SHAMOKIN — Shamokin city leaders had an emergency meeting Monday morning after an old dress factory started collapsing. The city has been left to clean up...

SHAMOKIN -- Shamokin city leaders had an emergency meeting Monday morning after an old dress factory started collapsing.

The city has been left to clean up the mess but doesn't have the money to do it.

The building on North Shamokin Street is a former dress factory and it started to collapse on Sunday.

The city's main goal is to figure out how to stabilize the building and now they have the money to do it.

Drone video of the former dress factory shows the terrible shape the place is in and how it is slowly collapsing.

Shamokin's mayor tells Newswatch 16 the Northumberland County Housing Authority has raised money to help communities in situations like this.

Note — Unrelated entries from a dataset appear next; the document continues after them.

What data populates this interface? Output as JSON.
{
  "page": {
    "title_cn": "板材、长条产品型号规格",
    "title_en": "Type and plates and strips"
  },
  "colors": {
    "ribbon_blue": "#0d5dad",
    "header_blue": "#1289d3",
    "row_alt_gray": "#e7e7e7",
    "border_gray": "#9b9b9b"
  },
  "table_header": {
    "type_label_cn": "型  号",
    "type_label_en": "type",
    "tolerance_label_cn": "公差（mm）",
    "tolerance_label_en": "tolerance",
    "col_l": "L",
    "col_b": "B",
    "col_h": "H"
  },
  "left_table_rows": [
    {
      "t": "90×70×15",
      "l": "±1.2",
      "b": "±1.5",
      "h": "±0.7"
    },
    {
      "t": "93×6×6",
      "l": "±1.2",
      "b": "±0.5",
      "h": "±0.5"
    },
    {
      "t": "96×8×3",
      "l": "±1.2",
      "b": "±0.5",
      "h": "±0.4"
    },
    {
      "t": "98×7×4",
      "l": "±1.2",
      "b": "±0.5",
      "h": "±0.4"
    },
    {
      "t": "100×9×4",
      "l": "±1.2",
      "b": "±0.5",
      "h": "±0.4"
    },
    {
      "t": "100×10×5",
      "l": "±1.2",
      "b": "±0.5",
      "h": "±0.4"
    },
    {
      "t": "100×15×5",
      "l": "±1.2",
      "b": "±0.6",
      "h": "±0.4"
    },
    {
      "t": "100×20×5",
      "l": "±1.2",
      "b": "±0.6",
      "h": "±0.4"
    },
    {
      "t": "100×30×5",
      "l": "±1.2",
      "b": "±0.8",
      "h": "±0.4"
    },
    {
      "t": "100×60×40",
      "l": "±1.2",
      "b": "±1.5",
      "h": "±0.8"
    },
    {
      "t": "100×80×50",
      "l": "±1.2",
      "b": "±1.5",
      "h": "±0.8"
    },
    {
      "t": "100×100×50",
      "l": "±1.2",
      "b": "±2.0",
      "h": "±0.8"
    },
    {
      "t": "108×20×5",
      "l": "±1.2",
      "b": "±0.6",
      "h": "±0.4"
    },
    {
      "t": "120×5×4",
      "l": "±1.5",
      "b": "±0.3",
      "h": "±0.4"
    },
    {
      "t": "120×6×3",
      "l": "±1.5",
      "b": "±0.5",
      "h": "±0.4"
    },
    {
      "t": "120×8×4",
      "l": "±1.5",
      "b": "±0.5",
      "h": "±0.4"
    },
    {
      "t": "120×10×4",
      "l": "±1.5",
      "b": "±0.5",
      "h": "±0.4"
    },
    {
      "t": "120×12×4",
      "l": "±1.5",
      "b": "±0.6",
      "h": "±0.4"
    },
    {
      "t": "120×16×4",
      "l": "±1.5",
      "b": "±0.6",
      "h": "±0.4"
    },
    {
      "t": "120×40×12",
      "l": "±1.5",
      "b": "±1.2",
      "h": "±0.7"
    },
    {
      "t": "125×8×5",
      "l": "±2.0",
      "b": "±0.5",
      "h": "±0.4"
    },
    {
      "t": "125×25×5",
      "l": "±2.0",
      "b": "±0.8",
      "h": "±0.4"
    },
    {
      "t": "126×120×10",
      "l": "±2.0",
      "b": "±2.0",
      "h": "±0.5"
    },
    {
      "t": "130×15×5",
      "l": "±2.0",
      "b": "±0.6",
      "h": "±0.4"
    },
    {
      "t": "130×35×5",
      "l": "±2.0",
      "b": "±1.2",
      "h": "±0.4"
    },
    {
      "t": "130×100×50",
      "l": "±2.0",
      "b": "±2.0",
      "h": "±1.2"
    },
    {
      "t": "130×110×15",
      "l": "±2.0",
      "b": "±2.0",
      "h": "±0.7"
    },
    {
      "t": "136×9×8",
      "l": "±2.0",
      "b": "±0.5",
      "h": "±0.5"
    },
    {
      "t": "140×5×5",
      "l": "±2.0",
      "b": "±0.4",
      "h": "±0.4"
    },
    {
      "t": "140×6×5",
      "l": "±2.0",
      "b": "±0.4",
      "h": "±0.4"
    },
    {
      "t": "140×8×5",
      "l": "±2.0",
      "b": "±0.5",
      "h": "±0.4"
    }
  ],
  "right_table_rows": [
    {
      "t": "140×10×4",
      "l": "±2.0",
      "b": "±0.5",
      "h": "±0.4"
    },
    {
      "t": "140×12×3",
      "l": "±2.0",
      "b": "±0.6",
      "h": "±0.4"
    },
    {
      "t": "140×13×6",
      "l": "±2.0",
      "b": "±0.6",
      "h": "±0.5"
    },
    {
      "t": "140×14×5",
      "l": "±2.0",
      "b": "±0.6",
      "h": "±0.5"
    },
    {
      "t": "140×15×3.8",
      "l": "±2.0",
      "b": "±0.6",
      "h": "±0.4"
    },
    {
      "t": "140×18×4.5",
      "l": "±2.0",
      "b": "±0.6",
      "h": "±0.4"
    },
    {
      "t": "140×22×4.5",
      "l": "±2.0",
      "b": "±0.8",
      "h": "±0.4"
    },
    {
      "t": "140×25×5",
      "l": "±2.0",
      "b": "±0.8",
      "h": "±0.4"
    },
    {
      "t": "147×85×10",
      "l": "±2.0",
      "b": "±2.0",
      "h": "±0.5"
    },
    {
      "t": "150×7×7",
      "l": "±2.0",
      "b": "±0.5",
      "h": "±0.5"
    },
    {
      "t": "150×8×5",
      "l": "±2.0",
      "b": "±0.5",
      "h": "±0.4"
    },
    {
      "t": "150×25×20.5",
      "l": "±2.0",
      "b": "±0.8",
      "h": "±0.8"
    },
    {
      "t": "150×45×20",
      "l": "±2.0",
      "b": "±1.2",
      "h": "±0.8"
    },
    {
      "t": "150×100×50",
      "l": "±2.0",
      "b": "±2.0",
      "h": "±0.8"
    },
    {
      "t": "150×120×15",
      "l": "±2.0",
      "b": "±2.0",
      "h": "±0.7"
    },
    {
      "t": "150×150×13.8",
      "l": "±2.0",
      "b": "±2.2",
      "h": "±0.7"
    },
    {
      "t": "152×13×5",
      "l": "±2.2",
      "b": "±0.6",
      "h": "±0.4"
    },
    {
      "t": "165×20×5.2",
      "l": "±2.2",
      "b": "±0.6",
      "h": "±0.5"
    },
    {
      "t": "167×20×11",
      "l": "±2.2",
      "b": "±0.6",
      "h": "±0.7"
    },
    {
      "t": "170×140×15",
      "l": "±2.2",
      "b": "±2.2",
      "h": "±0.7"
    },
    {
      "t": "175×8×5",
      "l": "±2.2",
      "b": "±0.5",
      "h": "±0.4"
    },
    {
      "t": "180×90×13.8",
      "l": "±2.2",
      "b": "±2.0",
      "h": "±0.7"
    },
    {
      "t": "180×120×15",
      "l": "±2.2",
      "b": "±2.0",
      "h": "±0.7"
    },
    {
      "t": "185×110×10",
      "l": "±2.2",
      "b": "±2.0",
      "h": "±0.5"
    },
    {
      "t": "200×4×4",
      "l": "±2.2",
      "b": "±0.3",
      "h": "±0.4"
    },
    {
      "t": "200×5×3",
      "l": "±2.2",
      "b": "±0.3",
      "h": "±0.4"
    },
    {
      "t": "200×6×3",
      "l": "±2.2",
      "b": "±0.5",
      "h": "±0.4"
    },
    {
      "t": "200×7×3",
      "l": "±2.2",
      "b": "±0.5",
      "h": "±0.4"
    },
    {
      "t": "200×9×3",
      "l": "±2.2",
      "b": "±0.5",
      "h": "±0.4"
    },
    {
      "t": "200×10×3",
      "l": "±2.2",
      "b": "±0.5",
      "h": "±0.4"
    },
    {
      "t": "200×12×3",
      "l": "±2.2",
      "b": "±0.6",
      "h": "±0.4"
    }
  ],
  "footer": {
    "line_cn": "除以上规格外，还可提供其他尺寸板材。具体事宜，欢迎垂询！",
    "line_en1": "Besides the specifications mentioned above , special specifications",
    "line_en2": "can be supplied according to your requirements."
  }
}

The housing authority has agreed to give the city around $10,000 to use toward stabilizing the building.

City officials had already been working with the group for weeks to fix the building, but things were kicked into high gear over the weekend when part of the building collapsed onto the street, knocking out power to 1,200 homes and businesses for part of Easter Sunday.

"And then it happened, so now we're committed. The housing authority has committed up to $10,000 in the short term to help alleviate this problem," said authority member Ed Christiano.

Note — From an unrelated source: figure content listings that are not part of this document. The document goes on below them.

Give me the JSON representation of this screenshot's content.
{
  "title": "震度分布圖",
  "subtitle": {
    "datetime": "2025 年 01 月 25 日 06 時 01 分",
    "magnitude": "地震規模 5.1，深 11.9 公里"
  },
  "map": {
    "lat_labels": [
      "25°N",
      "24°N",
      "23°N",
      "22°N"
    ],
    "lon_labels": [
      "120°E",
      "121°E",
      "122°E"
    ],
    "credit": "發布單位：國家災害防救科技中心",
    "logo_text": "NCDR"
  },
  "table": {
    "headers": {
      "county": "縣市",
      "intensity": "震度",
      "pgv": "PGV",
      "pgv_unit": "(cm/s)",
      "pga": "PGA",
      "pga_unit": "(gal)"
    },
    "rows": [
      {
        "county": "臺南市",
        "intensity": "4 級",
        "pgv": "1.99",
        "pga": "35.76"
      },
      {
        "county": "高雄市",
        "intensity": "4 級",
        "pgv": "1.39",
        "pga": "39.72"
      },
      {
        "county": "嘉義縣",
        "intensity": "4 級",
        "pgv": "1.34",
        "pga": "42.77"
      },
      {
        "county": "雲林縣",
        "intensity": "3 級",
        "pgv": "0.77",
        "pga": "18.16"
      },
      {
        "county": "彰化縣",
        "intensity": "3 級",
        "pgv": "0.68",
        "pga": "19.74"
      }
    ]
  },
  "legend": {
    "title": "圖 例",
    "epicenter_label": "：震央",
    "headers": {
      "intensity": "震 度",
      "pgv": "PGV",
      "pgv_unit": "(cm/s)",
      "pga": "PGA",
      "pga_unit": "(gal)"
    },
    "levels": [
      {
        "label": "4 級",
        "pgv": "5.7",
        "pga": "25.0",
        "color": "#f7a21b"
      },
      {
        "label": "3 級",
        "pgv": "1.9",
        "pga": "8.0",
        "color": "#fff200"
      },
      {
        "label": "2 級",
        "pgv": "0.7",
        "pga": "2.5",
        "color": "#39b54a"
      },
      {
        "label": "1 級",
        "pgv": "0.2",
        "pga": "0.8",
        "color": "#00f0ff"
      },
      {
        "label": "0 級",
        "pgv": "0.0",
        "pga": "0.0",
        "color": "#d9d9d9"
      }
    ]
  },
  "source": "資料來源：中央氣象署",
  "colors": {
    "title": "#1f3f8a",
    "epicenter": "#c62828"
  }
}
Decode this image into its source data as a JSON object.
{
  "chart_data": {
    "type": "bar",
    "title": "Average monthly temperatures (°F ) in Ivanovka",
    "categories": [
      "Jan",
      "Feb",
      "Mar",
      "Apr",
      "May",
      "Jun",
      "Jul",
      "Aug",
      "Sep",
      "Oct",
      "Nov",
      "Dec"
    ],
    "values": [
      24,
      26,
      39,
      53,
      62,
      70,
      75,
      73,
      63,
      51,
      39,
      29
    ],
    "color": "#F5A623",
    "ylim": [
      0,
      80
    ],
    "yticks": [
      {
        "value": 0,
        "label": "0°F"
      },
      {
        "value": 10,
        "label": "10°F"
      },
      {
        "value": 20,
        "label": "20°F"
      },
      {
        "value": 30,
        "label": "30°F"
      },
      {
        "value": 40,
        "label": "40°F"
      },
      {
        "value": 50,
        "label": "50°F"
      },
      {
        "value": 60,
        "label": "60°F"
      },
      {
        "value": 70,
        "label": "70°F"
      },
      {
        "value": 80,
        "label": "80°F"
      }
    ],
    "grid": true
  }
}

The former dress company has been closed for about 25 years. Ask the neighbors what they think of the building and they'll tell you it's like living across the street from a ticking time bomb.

"Each day or each rainy day or snow I would be like, 'Oh, it's going to come down,'" said neighbor Pat Herrold.

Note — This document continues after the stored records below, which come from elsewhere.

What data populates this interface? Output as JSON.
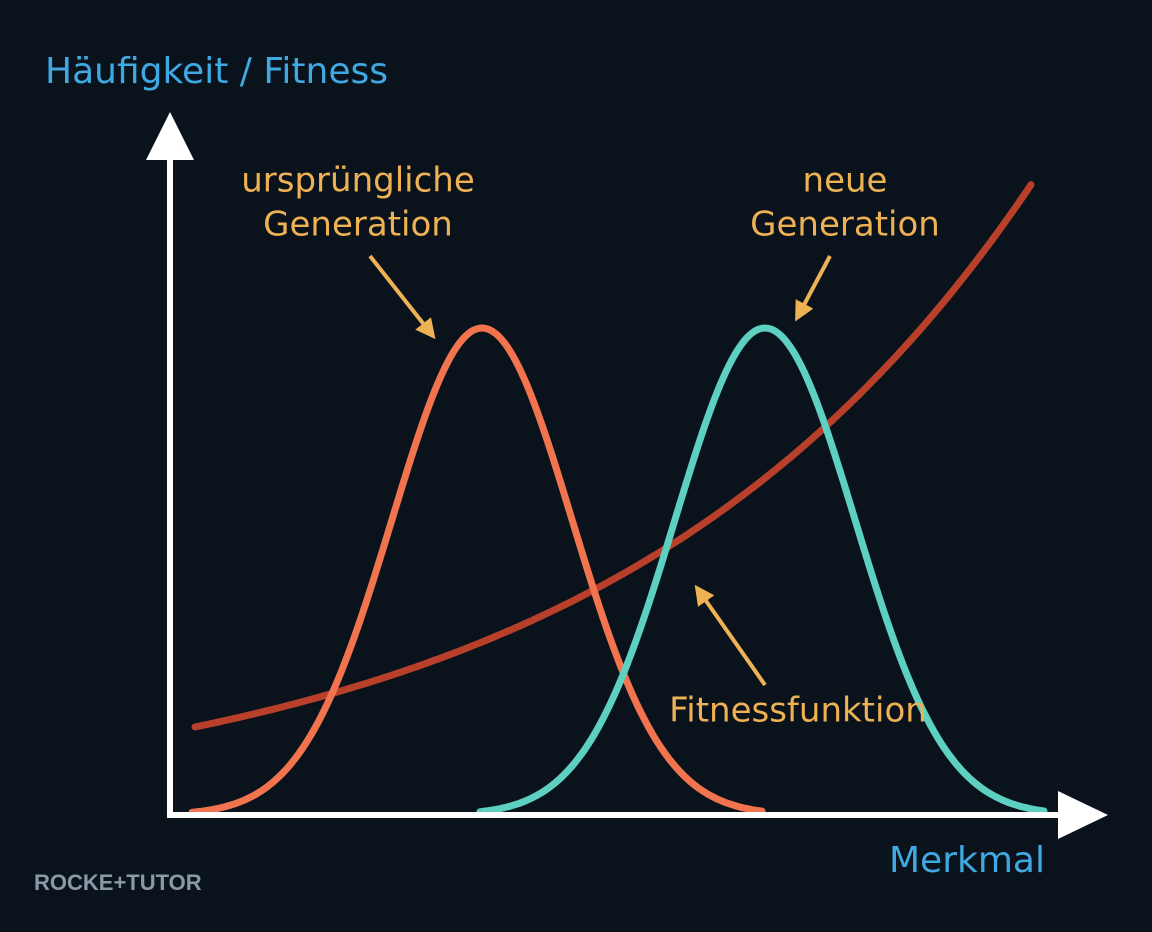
{
  "axes": {
    "y_label": "Häufigkeit / Fitness",
    "x_label": "Merkmal"
  },
  "annotations": {
    "original": [
      "ursprüngliche",
      "Generation"
    ],
    "new": [
      "neue",
      "Generation"
    ],
    "fitness": "Fitnessfunktion"
  },
  "logo": "ROCKE+TUTOR"
}
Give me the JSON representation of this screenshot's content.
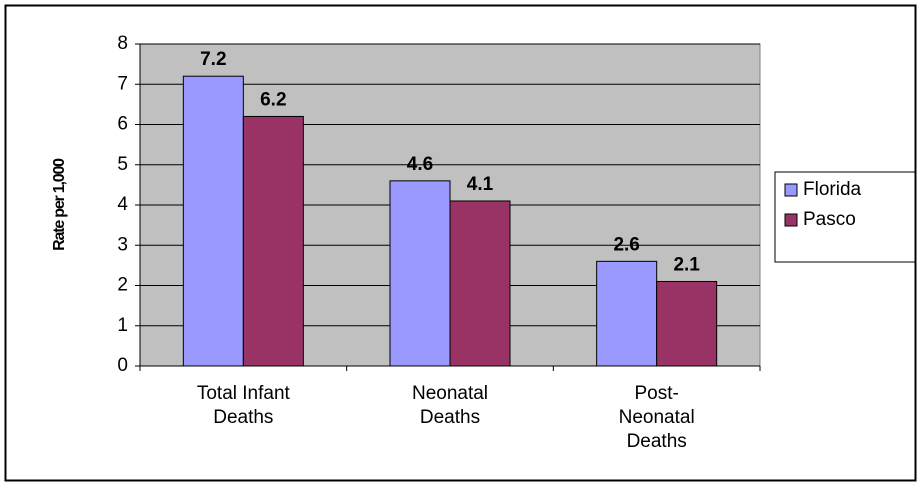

"Felt like a very low-grade earthquake, looked out my window and I saw all the wires flapping in the wind," recalled neighbor Mary Sperow.

No homes were damaged and no one was hurt, but people in Shamokin were left without power on a holiday.

"And then it was like 6:30, 7 until the power came back on, so what are you going to do, have Easter at 2 o'clock in the morning?"

Shamokin's mayor tells us they want to eventually demolish the building, but that could cost hundreds of thousands of dollars.

Right now they only have enough money to stabilize the building and hope to see a crew working by the end of the week.